Shortly after British Prime Minister Tony Blair blocked the first EU budget proposal this summer, he jumped into the EU presidency's driver's seat and promised a series of deep-seated changes to the union.
In an impassioned speech in front of the European Parliament, Blair promised to get started right away with fundamental EU reforms and a debate about where the union should head.
"The most important thing is to show the people where we are headed," he said. "What frustrates me a little is that we create commissions that give us answers, but then nothing happens."
Ironically, Britain's critics accuse it of just that: failing to draw conclusions to recognized problems.
Terror laws, development aid, expansion success
But Blair did manage to cross some things off his list.
After July's bombing attacks in London, the British presidency got started by focusing on combating terrorism. Blair headed up initiatives to improve international coordination in the fight against terror with laws to save telephone and Internet logs to help in investigations.

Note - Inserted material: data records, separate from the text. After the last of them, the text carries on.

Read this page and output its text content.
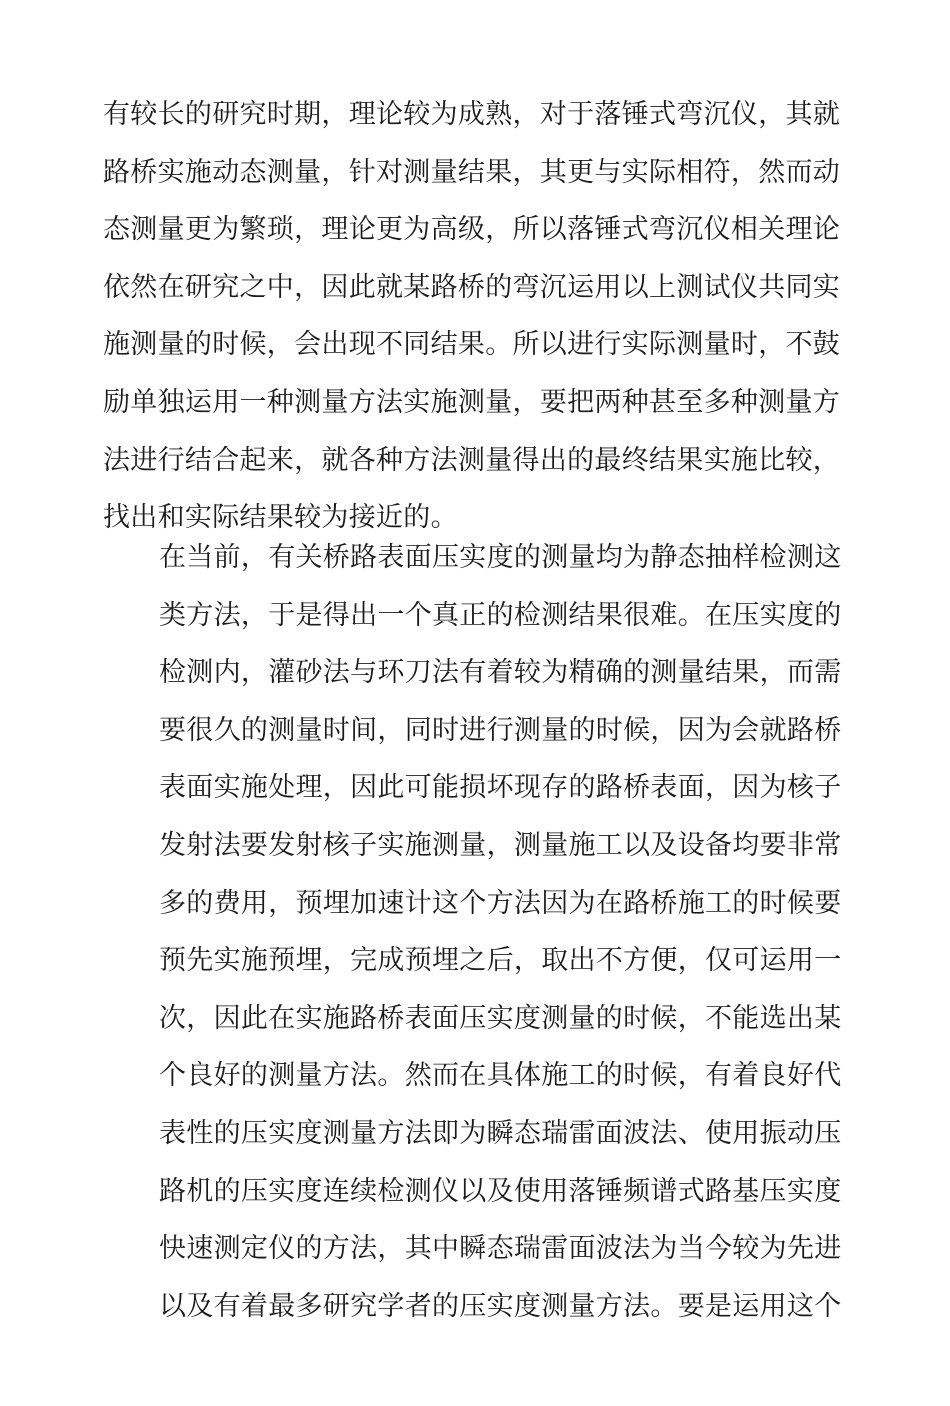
有较长的研究时期，理论较为成熟，对于落锤式弯沉仪，其就
路桥实施动态测量，针对测量结果，其更与实际相符，然而动
态测量更为繁琐，理论更为高级，所以落锤式弯沉仪相关理论
依然在研究之中，因此就某路桥的弯沉运用以上测试仪共同实
施测量的时候，会出现不同结果。所以进行实际测量时，不鼓
励单独运用一种测量方法实施测量，要把两种甚至多种测量方
法进行结合起来，就各种方法测量得出的最终结果实施比较，
找出和实际结果较为接近的。
在当前，有关桥路表面压实度的测量均为静态抽样检测这
类方法，于是得出一个真正的检测结果很难。在压实度的
检测内，灌砂法与环刀法有着较为精确的测量结果，而需
要很久的测量时间，同时进行测量的时候，因为会就路桥
表面实施处理，因此可能损坏现存的路桥表面，因为核子
发射法要发射核子实施测量，测量施工以及设备均要非常
多的费用，预埋加速计这个方法因为在路桥施工的时候要
预先实施预埋，完成预埋之后，取出不方便，仅可运用一
次，因此在实施路桥表面压实度测量的时候，不能选出某
个良好的测量方法。然而在具体施工的时候，有着良好代
表性的压实度测量方法即为瞬态瑞雷面波法、使用振动压
路机的压实度连续检测仪以及使用落锤频谱式路基压实度
快速测定仪的方法，其中瞬态瑞雷面波法为当今较为先进
以及有着最多研究学者的压实度测量方法。要是运用这个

Then the British presidency succeeded in convincing the EU to double its developmental aid to Africa to 0.7 percent of the gross national product by 2015. Blair also got to chalk up the planned opening of expansion talks with Turkey and Croatia as a success of his time at the head of EU.

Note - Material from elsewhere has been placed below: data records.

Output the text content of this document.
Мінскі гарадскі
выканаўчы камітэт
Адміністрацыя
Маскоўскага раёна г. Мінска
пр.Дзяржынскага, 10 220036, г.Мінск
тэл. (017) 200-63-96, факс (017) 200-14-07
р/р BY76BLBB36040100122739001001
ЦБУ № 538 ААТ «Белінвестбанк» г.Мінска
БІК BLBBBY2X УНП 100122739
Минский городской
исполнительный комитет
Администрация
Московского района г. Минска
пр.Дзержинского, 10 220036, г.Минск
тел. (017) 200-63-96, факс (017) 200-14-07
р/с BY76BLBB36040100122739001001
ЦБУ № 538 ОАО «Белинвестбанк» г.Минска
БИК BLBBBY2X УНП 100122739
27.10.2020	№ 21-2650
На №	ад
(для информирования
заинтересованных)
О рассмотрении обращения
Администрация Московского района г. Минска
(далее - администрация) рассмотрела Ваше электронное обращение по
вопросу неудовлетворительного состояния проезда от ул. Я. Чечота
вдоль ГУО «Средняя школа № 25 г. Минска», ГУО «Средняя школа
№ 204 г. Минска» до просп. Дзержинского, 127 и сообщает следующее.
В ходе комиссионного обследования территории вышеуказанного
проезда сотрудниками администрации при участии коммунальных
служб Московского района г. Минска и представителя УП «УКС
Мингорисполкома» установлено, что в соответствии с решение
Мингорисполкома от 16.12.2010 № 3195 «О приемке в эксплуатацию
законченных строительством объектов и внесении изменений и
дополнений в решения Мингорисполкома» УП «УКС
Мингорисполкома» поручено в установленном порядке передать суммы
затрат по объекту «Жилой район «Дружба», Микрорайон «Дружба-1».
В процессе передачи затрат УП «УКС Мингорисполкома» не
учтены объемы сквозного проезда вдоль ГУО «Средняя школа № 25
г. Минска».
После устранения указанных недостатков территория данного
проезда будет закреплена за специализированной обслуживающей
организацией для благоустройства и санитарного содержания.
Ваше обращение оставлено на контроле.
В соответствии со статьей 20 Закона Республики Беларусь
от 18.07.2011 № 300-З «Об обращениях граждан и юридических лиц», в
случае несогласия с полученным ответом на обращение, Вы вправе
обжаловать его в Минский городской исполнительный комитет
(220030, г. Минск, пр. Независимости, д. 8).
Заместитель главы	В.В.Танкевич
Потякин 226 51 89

"We had a success, not a disaster, because we opened negotiations with Turkey," he said of the talks scheduled for Oct. 4. "That was the goal we set ourselves."
It was a goal Blair achieved after a slow and winding process that concluded with a harried 24-hour marathon meeting to break down opposition from Cyprus and Austria. Despite voting for the beginning of negotiations, Austrian Foreign Minister Ursula Plassnik insisted that opening talks was no guarantee for actual accession, leaving the question of whether historians will accuse Blair of celebrating too early unanswered.
"At the end of a very long negotiations process it could come to accession," said Plassnik, whose country will assume the EU presidency in January. "But it does not have to."
Constitution leads to European crisis
Wrangling with crisis after the French and Dutch both rejected the European Constitution in late summer, the British presidency wanted simply to ignore autumn's traditional meeting of EU heads of state. In the end though, Blair invited his colleagues to Hampton Court outside of London to discuss Europe's social model, circumventing discussion of the EU Constitution and causing European diplomats and parliamentarians to accuse London of twiddling its thumbs.
Rather than submitting a reformed draft of the 2007-2013 budget, Britain shocked the European Commission and member states alike with a barebones proposal to the detriment of the bloc's poorer new member states.
Although normally Blair's friend, EU Commission President Jose Barroso uttered a curt phrase in response: "It is simply not enough."
Budget deal ends presidency on a high note
Worse still, to many European observers, the British proposal left intact its own cherished budget rebate, making the chances of reaching an agreement shrink with every passing minute.
"They complain about a situation… they themselves brought about," said Martin Schulz, head of the European Parliament's Social Democrats.
It was not until German Chancellor Angela Merkel, at her first EU finance meeting, negotiated a compromise in a grueling late-night session that Britain said it was prepared to give back part of the contentious rebate -- but only after France agreed to allow evaluation of the EU agriculture policy it benefits from.
While some called it a compromise of the lowest common denominator, Tony Blair insisted he was pleased with the deal.
"It is clear to me that the budget we agreed to in the early hours of Saturday is not the right budget for the future of Europe," he said. "But for the meantime, until we achieve larger reforms, we will give the new member states control over their financial perspectives."